For New Zealanders, Lightbox is the place to go to watch the latest award-winning TV series, blockbuster movies, favourite children’s shows, and other entertainment on the device of their choice. Owned by New Zealand’s chief digital services company, Spark New Zealand, Lightbox is the leading local entertainment streaming business.
As anyone who has ever streamed a suspenseful drama or exciting action movie knows, there’s no room for problematic performance anywhere in the digital customer experience. And Lightbox knows as well that its competitive advantage is dependent on delivering the kind of experience that keeps customers streaming and renewing their subscriptions.

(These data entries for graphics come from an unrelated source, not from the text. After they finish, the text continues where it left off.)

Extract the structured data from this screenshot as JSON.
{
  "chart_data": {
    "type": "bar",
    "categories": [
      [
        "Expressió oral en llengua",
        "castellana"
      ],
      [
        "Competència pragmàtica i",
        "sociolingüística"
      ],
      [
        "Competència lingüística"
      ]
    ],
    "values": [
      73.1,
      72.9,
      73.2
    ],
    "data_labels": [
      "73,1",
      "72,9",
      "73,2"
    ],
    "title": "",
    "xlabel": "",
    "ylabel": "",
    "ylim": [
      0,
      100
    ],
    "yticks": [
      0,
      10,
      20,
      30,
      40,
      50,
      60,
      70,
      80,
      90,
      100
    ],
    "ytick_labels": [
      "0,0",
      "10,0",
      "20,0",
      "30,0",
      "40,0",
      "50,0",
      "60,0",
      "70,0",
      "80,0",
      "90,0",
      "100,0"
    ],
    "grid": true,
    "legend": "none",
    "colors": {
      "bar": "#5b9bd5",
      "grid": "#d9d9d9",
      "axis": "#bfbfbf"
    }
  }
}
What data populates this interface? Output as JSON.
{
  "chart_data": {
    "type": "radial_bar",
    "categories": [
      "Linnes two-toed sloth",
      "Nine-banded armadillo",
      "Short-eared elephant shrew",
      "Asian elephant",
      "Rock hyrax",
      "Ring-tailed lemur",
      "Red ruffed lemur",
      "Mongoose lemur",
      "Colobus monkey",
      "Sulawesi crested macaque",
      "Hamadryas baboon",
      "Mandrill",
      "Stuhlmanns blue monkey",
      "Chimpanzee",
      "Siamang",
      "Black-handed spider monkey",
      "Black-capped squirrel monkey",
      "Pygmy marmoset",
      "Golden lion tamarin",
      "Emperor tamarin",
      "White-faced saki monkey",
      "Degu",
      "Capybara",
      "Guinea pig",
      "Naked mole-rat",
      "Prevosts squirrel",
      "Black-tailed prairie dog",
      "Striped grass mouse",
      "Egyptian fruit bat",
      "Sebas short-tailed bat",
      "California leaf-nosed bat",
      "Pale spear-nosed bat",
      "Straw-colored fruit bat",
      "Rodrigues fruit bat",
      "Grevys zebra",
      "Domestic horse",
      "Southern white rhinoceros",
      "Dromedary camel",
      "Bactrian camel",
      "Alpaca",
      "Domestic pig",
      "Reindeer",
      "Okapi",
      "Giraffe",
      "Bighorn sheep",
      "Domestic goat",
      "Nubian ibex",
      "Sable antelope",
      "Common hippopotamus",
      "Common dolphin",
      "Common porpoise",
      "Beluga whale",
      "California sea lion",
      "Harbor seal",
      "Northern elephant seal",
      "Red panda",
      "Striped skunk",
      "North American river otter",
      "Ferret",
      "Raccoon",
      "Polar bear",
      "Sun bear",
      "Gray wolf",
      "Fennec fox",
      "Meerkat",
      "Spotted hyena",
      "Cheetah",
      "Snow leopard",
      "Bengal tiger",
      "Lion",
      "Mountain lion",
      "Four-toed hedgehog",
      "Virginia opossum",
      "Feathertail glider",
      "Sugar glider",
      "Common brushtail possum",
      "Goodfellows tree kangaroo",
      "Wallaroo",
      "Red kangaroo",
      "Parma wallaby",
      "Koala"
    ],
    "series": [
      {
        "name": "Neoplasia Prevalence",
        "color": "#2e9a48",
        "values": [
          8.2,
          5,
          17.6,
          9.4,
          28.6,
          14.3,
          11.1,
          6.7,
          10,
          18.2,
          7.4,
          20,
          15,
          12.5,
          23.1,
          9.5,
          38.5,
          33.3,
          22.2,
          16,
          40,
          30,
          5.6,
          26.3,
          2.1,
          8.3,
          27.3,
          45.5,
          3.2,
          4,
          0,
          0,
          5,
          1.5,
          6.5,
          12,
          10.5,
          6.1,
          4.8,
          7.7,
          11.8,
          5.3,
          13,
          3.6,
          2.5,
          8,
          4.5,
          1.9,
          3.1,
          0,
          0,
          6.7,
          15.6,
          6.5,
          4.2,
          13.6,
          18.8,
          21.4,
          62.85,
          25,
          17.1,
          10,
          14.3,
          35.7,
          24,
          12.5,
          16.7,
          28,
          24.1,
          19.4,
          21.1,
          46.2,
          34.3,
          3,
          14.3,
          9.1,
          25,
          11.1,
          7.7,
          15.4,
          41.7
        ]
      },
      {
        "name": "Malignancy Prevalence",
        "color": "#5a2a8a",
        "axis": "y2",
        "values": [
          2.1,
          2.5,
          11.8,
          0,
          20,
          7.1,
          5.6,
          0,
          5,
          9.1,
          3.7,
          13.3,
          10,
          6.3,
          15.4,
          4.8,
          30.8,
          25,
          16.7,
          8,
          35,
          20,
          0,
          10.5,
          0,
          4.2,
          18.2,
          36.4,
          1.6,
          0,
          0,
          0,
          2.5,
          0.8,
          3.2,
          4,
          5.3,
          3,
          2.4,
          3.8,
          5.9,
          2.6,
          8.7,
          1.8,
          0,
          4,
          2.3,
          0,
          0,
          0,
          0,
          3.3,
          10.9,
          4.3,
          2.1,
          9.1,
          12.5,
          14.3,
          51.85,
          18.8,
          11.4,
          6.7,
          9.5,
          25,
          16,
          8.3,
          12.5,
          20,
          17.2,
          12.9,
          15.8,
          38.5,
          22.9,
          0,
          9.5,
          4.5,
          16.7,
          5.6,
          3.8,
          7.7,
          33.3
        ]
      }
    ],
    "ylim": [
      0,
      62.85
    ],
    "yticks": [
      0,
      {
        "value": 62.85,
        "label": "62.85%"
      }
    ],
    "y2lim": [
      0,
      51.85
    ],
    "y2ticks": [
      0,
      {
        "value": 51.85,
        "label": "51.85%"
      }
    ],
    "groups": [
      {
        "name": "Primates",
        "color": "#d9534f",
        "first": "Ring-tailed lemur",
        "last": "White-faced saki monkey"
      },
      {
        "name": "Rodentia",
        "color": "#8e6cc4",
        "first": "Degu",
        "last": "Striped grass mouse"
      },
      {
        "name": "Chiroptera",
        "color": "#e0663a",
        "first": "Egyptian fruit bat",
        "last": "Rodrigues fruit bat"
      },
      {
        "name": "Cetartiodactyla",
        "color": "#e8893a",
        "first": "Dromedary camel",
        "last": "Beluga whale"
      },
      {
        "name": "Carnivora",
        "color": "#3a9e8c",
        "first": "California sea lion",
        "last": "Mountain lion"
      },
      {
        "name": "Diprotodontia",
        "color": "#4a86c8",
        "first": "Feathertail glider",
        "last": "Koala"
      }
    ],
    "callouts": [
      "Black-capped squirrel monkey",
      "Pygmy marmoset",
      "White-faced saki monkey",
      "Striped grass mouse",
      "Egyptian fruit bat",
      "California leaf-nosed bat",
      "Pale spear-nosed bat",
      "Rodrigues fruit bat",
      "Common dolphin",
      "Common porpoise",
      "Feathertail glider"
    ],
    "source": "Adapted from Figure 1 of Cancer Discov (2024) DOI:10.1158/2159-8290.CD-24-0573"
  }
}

Maintaining reliability and performance is the highest priority for Mike Robinson, chapter lead of IT applications and development for Lightbox at Spark New Zealand. ‘Our infrastructure and applications must be in top form at all times’, he says. ‘Our number one priority is making sure everything is stable and performing well, even during peak usage.’
Going behind the scenes was a no-go
A third-party company created the core platform for Lightbox, which Lightbox runs on Amazon Web Services (AWS). The platform was delivered without instrumentation, which meant that Robinson and his team had little visibility into what was happening inside the platform. ‘Often, if we made changes, the platform would crash’, says Robinson. ‘We had no ability to see where the problems were originating.’
However, stability and service interruptions weren’t the only issues the Lightbox team faced. It also didn’t have the insight into application performance and resource usage in the AWS environment it needed to properly scale the environment to handle peak usage. ‘If you can’t see what’s happening at a detailed level in your environment, you can’t make intelligent resource choices because you don’t know how it will affect performance’, says Robinson.
Garnering high ratings for stability
After hearing about New Relic, the team at Lightbox were anxious to try it. ‘When we switched on New Relic, the insight we had into the current platform state meant we had to quickly shift all our focus to stabilizing the platform over a four week period.’ Says Robinson.
After successfully completing the stabilization, the team turned its attention to fixing additional bugs and optimising performance, says Robinson, ‘as everything started getting fixed, our overall stability improved significantly.’ Lightbox quickly deployed New Relic across its entire stack, including the website, backend infrastructure, middleware, testing environment, and across its various mobile and TV applications.
Finding an episode ten times faster
In addition to the stability issues the Lightbox team had discovered, it was also surprised to learn that the platform was constantly operating at peak capacity. ‘The “engine” was basically redlining every night and things were catching fire, but we weren’t aware until we deployed New Relic’, says Robinson.
‘Using data from New Relic, we improved performance to the point where we can now easily handle traffic increases of at least four or five times our current peak usage’, says Robinson. ‘For example, we reduced the response time on average from about 500 milliseconds to less than 50 milliseconds. That’s 10 times faster for normal users and as much as 30 times faster for others. We also improved video load time from as long as 40 seconds to as little as 2 seconds. And we did all this in just 4 weeks’ time. With New Relic delivering code-level information, we’ve been able to rapidly improve the customer experience for all our users.’
The Lightbox team used New Relic to determine that a major bottleneck was occurring because the platform was performing hundreds of queries to a database every time a certain transaction ran, which meant queries happened thousands of times a minute. ‘We thought, “What if we use caching so the application doesn’t have to query every time someone asks for a show?” That reduced the load on the database by a factor of 1,000’. New Relic makes it really easy to identify quick wins like this,’ he says.
Giving data a starring role in DevOps success
New Relic gives the Lightbox team confidence in its DevOps processes and resulting code that it didn’t have before. ‘New Relic helps us optimise the resources we use for end-to-end testing, identify and debug errors easily during tests, and understand performance and stability before and after changes’, says Robinson. ‘It gives us trust and confidence in automated deployments because everything has been vetted in testing using New Relic to track and understand any potential impact.’
Robinson credits New Relic with helping the team deploy faster, with greater quality. ‘The time between code going into master and going live decreased from 600 hours to less than 20 minutes’, says Robinson. ‘The lead time from when a ticket was entered to code going into production dropped from six to eight weeks to roughly one week. New Relic helped us dramatically increase productivity to reduce both cycle time and lead time while improving quality and stability.’
‘With New Relic, we moved from needing to monitor deployments, to having enough insight and trust in the platform that we could literally push the button and start working on the next feature. Visibility into the deep workings of the platform enables us to reconsider how things are architected, make decisions based on real data, and focus on what will deliver value.’